Dwindling volumes have undermined profits at parent Hong Kong Exchanges & Clearing Ltd (HKEx), which paid $2.2 billion for the LME in 2012 and is still trying to recoup on its investment.
“Growth has to come from speculators,” a source at a London-based brokerage said. “They are going to have to come out with something new, they can’t just keep tinkering around the edges.”
That something new, metal industry sources say, could be modeled on the exchange’s new precious metal contracts due to go live in June.
Its mix of daily and monthly gold and silver contracts aims to allow industrial users to hedge specific dates.
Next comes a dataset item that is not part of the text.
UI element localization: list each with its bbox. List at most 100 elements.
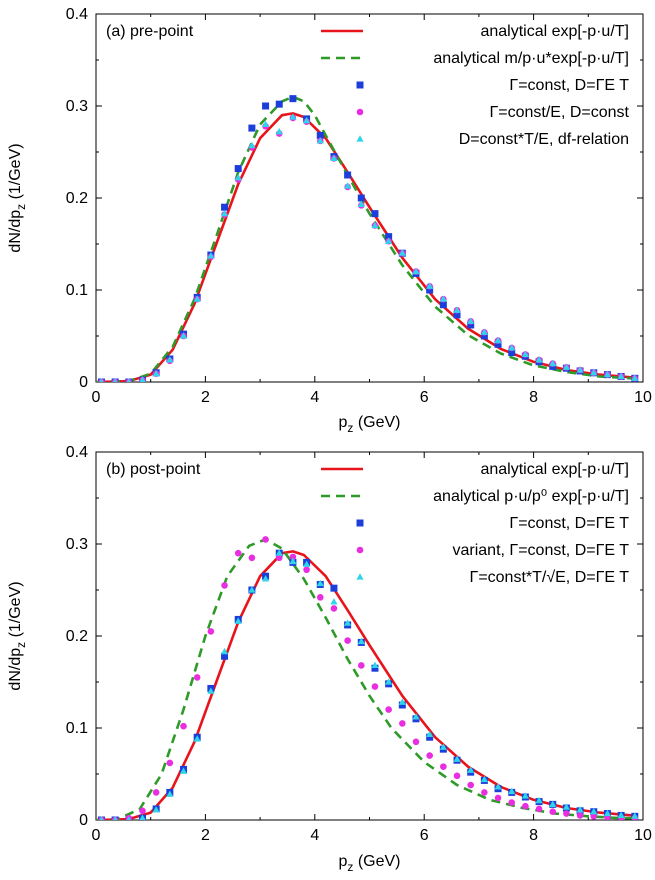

But its standardized monthly future would also appeal to funds, allowing them to settle a trade as soon as it is closed, much like futures on other exchanges such as the CME.
“There are people who want futures and there are people who want to leave things as they are,” the head of a commodities brokerage said. “A lot of our clients are real hedgers so the date structure has a value for us, but some of our clients are financial and they would prefer futures.”
The LME will seek feedback on the discussion paper before implementing any changes.
“We are committed to broad engagement with our stakeholders, to understand their perspectives, and to map out a development path for the LME which evolves together with the needs of our users,” the LME said.
“We will only make changes where and when we believe these to be in the best interests of the whole market.”
Traditional members fret that adding more industrial metals contracts will erode liquidity for the three-month forward contracts that are traded in the open-outcry ring, risking the exchange’s position as global benchmark setter.
“They need to understand we, and the three-month contracts, are their bread and butter, we are their core audience, they can’t have everything,” one brokerage head said.
“Taking liquidity away from the three-months could impact their use as global benchmarks, without which the LME becomes like any other exchange.”
Liquidity on the LME is concentrated in the rolling three-month forward contracts, based on the time it took to ship copper from Chile to London in the 19th century, which allow industrial users to lock in prices on a specific day.
But it is costly and complex for financial investors.
For example, a fund wanting to bet on higher prices can buy the three-month contract today and when it sells, perhaps a few days later, it must reconcile the two dates with a separate spread transaction.
That requires three transactions and three lots of fees. Matching the dates has to be done through a broker, and the forward contract requires investors to wait until its expiration date to settle their accounts.
Speaking at a briefing this year, HKEx chief executive Charles Li said: “It’s really about making our system easier, making our trading platform more friendly, (so) completely new people can find it easier.”
The LME has already tried to make trading easier for funds by trying to boost liquidity on Select, its electronic trading system, for monthly forward contracts, which settle on the third Wednesday of each month, with incentives such as discounts for new participants.
The monthly forwards are only two transactions, both of which could be done on Select. But liquidity is lacking, sources say.
“With the third Wednesday contract, your money is not unlocked until settlement,” a U.S.-based investor said. “They need to go one step further – offer futures. On COMEX, when I want to buy copper, a few clicks and it’s in my account, if I want to sell tomorrow a few more clicks and it’s done.”